Behavioral Verification
Continuous runtime verification derived from intent, not human-written tests. How do you know generated software is correct when there's no spec?
Current Frontier
Runtime invariant generation: automatically deriving behavioral invariants from intent specifications.
Key Questions
How do you verify correctness when there's no traditional spec to test against?
Can behavioral invariants be derived automatically from intent?
What does 'correct' even mean for generated software?
Key Papers
World-in-World: Closed-Loop WM Evaluation
ICLR 2026 Oral
First benchmark platform for closed-loop world model evaluation. Key finding: controllability matters more than visual quality.
MaaG: Model as a Game
Microsoft (ICCV 2025 Workshop)
LogicNet for numerical consistency, spatial memory. Directly attacks score-tracking and physics verification.

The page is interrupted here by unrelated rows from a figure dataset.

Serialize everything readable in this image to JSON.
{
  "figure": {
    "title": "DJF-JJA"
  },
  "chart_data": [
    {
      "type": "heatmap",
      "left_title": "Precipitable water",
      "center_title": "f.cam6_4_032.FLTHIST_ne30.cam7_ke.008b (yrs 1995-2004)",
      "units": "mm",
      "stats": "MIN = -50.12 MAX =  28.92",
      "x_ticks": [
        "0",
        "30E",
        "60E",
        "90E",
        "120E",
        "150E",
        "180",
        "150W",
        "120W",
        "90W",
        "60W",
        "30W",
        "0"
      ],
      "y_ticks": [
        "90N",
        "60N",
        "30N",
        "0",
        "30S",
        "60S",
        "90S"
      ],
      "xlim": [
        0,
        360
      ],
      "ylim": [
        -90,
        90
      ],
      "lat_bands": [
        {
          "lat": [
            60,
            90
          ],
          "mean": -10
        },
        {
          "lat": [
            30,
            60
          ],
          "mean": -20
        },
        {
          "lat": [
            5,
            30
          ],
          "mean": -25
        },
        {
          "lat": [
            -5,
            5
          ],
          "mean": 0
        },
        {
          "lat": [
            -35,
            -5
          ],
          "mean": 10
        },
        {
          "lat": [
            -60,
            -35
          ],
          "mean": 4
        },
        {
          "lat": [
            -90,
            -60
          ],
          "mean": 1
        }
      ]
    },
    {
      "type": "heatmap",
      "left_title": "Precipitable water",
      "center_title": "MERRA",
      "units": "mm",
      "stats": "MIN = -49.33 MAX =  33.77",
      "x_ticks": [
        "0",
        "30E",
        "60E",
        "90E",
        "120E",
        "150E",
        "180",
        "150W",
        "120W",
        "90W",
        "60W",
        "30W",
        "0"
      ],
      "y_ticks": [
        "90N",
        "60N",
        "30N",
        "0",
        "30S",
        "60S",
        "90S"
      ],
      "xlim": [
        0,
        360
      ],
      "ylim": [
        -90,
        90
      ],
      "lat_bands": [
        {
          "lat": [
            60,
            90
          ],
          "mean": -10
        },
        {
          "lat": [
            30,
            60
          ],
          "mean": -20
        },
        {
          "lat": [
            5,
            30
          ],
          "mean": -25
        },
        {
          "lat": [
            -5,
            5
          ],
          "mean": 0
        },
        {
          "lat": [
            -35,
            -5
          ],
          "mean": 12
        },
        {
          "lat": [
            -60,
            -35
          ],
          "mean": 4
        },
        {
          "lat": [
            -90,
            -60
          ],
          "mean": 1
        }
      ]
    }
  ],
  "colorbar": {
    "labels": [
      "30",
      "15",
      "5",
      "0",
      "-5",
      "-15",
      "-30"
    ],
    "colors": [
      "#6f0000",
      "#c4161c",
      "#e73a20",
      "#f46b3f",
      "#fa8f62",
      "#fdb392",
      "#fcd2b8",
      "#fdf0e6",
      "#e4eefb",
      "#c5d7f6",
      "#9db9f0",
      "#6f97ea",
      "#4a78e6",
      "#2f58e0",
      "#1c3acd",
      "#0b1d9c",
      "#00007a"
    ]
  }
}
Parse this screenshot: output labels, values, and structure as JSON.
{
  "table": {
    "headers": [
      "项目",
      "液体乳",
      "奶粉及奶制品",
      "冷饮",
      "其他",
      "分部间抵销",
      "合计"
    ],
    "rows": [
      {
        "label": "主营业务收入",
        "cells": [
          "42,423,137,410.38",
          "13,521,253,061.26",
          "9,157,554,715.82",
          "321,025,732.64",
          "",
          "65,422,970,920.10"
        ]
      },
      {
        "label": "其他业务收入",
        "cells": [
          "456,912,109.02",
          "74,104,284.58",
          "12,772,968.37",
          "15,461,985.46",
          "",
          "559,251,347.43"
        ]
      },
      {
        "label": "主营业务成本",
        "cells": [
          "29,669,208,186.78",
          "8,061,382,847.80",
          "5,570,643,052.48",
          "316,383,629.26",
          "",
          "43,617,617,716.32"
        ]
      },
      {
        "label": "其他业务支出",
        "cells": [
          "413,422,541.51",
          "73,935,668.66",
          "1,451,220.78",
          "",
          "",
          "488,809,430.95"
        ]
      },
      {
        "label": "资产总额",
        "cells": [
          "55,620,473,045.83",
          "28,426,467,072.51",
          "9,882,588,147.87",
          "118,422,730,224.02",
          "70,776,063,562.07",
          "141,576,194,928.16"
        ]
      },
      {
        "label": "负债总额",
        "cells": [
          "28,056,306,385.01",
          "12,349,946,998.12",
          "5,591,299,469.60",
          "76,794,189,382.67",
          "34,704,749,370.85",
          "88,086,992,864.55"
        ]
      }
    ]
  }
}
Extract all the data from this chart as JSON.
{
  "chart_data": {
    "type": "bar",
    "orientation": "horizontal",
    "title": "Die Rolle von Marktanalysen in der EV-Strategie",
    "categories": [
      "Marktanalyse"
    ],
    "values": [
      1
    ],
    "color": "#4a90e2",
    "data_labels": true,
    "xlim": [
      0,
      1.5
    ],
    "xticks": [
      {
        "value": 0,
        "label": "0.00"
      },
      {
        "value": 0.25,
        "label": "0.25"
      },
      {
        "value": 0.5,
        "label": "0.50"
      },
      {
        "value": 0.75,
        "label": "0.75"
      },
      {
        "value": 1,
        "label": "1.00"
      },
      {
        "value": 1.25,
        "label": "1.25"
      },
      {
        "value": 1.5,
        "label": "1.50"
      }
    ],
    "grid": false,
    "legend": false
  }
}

PIWM: Physics-Informed World Model
Sep 2025
60.6% improvement in physics consistency. Soft mask training + warm start inference.
Critiques of World Models as Planning
Jul 2025
Systematically catalogs failure modes — shallow coherence, error explosion, generality limits.
Current Insights
In The Last Computer, 'correct' means 'matches intent.' Verification becomes: does the generated experience do what the user wanted?
Continuous verification — checking invariants at runtime, every frame — is more powerful than traditional testing.